History of the Translate Toolkit

This is a short history of the Translate Toolkit. In many ways written so that people who see problems in the toolkit can understand how it evolved and where it is going.

Conception

The toolkit was developed by David Fraser while working for Translate.org.za. Initially Translate.org.za had focussed on translating KDE into South Africa languages, this work was PO based. The next project was to translate Mozilla which used a combination of DTD and .properties files. The Mozilla project used a tool called Mozilla Translator, which mostly worked although it was not as feature rich as KBabel that was being used to manage PO translations. A decision was made to create a set of tools that could convert the DTD and .properties files into PO files. The advantage being that translators would not need to learn new tools, that existing translations could be leveraged and that the resultant files, being bilingual, would make it easier to upgrade and manage translations.

Thus was born what initially was called the mozpotools.

Growth

The first problem with the tools was that it was possible to break Mozilla translations. This was a combination of the fact that translators would often translate variables such as &browserName; and that the toolkit had developed a method of folding labels and accelerators into one PO field. These breakages where presented as broken XML. Thus was born pofilter which allowed us to check the translations for problems in variables and accelerators. pomerge its sister allowed us to merge the corrections back into the main. We also developed pocount which allowed us to for the first time get a real feel of the volume of work required in translating a PO file.

Expansion

Of course once you can convert the convoluted Mozilla translations then you realise you can do anything. A key addition was the converter for OpenOffice.org but also added where TMX, Qt .ts, txt and OpenOffice.org SXW files.

The key being that files are converted to PO to allow translations and use of the Gettext tools and existing PO files.

Pootle

Initially started as a separate project to allow online translation it was soon realised that the toolkit being file based gave all the infrastructure to allow Pootle to be a wrapper around the toolkit. So a file based, web translation tool was created.

WordForge project

In 2006 with funding from the Open Society Institute (OSI) and IDRC the toolkit was adapted to allow many core changes. The first being to introduce the concept of a base class from which PO and XLIFF storage formats are derived. This allowed tools to be adapted to allow output to XLIFF or PO files. The tools themselves where adapted to allow them to work with the core formats XLIFF and PO as well as all base class derived formats. Thus we can count XLIFF, PO, MO and other formats.

Additional contributions during this phase where the adaptation of Pootle to use XLIFF as well as PO. The creation of tools to manage translation memory files and glossary files.

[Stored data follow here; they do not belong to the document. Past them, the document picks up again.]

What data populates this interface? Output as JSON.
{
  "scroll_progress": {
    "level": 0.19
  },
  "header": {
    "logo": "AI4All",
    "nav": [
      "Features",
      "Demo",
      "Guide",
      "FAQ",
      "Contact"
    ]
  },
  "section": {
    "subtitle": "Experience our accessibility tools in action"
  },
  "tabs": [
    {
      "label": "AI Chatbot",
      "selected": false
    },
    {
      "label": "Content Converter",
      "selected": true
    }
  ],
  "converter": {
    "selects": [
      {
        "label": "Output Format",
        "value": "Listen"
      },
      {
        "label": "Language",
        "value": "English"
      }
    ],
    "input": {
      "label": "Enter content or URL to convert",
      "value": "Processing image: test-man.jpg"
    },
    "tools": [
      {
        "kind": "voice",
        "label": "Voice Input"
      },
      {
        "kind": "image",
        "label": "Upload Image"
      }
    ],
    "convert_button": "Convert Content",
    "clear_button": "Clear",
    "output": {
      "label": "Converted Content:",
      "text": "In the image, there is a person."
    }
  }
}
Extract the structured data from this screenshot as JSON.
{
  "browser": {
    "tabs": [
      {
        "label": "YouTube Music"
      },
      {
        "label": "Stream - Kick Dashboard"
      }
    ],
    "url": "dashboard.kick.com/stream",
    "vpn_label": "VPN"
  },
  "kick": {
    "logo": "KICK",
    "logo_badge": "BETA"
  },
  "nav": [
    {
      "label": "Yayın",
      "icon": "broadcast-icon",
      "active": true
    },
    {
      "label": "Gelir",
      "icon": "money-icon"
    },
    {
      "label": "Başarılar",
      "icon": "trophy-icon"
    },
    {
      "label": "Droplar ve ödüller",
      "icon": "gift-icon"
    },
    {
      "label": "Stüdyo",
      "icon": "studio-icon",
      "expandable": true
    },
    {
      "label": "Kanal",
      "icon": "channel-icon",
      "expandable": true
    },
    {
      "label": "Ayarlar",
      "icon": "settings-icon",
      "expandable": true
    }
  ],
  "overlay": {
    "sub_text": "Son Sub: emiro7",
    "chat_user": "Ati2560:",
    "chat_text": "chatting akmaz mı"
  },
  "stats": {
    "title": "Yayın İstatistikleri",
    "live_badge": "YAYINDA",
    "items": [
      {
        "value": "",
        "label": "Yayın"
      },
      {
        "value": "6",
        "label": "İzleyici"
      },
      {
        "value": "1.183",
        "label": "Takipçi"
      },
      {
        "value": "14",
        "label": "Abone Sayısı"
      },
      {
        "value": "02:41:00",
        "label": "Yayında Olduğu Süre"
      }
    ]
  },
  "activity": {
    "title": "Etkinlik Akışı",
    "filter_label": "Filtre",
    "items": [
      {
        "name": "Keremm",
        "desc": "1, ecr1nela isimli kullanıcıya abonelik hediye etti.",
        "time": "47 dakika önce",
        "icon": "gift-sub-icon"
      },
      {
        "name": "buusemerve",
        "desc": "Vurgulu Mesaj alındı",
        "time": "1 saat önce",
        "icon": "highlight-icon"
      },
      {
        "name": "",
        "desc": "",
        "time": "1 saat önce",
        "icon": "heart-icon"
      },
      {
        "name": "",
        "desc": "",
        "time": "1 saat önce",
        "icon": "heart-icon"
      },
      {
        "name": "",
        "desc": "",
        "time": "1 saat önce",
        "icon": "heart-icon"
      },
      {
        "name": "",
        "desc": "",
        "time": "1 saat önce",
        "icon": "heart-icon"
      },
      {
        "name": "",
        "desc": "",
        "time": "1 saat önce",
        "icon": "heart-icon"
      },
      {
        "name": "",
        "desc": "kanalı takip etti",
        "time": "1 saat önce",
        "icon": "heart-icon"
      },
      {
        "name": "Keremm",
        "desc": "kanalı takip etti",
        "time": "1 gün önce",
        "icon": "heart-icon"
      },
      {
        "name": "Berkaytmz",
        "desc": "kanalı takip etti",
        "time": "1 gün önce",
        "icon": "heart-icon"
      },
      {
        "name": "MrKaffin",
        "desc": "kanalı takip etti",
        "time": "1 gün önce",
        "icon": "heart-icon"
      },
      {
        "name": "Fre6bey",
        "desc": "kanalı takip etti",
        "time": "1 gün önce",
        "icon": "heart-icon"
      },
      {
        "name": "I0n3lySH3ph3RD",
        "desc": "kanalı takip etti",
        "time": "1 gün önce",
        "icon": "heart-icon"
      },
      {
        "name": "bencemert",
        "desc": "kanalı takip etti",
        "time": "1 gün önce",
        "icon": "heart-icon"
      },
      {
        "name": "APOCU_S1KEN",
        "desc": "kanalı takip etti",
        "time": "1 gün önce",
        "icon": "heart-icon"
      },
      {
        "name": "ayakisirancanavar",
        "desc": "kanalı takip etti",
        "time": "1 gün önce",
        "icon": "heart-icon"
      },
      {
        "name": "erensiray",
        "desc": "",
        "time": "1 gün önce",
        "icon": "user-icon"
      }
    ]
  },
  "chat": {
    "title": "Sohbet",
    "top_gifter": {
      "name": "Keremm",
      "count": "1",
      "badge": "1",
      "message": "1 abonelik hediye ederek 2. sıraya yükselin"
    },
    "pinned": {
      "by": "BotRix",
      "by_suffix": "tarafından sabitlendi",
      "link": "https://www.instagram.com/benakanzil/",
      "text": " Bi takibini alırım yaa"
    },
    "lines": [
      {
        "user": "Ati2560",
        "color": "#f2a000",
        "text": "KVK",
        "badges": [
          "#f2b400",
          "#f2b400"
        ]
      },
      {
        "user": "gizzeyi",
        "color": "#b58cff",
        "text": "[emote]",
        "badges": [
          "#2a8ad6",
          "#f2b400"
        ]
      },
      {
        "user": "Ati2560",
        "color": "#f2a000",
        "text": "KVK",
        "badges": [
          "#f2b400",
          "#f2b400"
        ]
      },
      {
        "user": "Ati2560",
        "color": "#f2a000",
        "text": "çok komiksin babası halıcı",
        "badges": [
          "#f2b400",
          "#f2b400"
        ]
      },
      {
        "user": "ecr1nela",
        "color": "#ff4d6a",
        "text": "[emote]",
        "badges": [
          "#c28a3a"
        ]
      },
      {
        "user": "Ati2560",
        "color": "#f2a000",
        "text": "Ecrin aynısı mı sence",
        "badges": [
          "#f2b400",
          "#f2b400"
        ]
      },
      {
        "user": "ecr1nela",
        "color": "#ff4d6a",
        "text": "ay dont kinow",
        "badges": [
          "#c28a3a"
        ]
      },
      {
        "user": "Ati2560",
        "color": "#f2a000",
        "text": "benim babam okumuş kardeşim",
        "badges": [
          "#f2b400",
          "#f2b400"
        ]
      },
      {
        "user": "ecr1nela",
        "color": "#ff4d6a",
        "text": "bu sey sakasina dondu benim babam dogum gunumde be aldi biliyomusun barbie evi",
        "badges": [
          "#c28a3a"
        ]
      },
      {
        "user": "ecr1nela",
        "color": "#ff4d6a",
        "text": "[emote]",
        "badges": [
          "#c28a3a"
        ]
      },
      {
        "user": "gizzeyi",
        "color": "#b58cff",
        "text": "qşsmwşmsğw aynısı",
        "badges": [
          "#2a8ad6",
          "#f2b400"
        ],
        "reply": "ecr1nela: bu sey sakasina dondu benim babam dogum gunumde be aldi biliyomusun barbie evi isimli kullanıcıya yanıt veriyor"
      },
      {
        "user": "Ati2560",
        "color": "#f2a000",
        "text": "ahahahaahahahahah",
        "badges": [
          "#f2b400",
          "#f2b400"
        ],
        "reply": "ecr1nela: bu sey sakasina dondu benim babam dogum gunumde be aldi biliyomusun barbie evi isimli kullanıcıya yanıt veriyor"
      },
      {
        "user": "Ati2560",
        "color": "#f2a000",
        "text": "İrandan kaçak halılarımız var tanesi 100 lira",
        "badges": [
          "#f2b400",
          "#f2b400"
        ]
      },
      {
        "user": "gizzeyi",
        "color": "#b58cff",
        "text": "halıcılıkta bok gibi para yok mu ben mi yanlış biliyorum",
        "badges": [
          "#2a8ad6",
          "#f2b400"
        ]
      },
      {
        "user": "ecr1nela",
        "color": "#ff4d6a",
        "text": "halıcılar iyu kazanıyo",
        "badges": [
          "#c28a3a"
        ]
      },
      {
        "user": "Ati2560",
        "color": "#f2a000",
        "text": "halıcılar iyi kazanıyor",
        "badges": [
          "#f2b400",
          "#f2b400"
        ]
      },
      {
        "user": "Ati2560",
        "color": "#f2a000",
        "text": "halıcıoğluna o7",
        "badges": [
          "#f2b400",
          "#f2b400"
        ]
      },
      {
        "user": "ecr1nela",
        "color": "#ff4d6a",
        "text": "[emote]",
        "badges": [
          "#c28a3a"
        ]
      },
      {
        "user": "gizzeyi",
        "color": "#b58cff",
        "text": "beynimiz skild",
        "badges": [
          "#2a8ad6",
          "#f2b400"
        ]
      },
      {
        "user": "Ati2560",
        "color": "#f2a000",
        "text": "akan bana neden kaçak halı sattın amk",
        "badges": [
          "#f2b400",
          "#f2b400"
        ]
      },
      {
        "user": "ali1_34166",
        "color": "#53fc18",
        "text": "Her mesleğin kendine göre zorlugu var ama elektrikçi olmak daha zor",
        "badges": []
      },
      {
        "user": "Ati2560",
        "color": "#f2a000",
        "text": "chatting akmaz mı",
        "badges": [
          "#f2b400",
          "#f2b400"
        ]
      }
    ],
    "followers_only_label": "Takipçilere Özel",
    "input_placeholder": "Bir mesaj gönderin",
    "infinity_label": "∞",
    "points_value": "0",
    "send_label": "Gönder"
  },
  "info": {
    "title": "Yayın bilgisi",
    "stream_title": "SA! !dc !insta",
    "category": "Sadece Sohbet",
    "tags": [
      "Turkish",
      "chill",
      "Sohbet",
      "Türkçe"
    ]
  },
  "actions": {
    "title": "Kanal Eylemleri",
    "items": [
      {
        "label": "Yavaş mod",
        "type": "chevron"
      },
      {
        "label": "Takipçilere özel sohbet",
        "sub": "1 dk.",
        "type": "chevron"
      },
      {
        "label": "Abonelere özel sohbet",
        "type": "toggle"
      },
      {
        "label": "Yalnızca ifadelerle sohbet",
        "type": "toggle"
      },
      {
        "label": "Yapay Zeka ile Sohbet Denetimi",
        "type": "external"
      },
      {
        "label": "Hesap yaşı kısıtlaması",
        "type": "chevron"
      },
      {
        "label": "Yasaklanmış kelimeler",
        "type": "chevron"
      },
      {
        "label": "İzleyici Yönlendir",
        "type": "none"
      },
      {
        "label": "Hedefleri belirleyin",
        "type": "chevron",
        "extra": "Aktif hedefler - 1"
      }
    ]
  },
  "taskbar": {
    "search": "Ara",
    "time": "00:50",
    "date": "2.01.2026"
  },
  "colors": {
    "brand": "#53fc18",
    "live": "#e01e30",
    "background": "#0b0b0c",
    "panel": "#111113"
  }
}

The toolkit was also adapted to make dealing with encodings, plural forms, and escaping easier and more consistent throughout the code. Many but not all of the formats where converted to the base class.

As part of the WordForge project Pootling was created which in the same way that Pootle is a web-based wrapper around the toolkit so Pootling is a GUI wrapper around the toolkit.

ANLoc project

The African Network for Localisation provided the opportunity for further improvements to the project. We saw the first official releases of Virtaal and massive improvements to all the translation tools.

Format support improved a lot, with several bilingual file formats now support (Wordfast TM, Qt TS, etc.), and several monolingual file formats (PHP arrays, video subtitles, Mac OS X strings, etc.).

The Future

The toolkit continues to evolve with clean-up focused in various areas:

  • Pulling features out of Pootle that should be in the Toolkit

  • Cleaning up storage classes and converters to be XLIFF/PO interchangeable

  • Cleaning up the converters to use only base class features and migrating code from the converters to the storage class

  • Adding storage classes as needed

  • Optimisation where needed

The toolkit continues to serve as the core for the command line tools and for Pootle. Key new features:

  • Process Management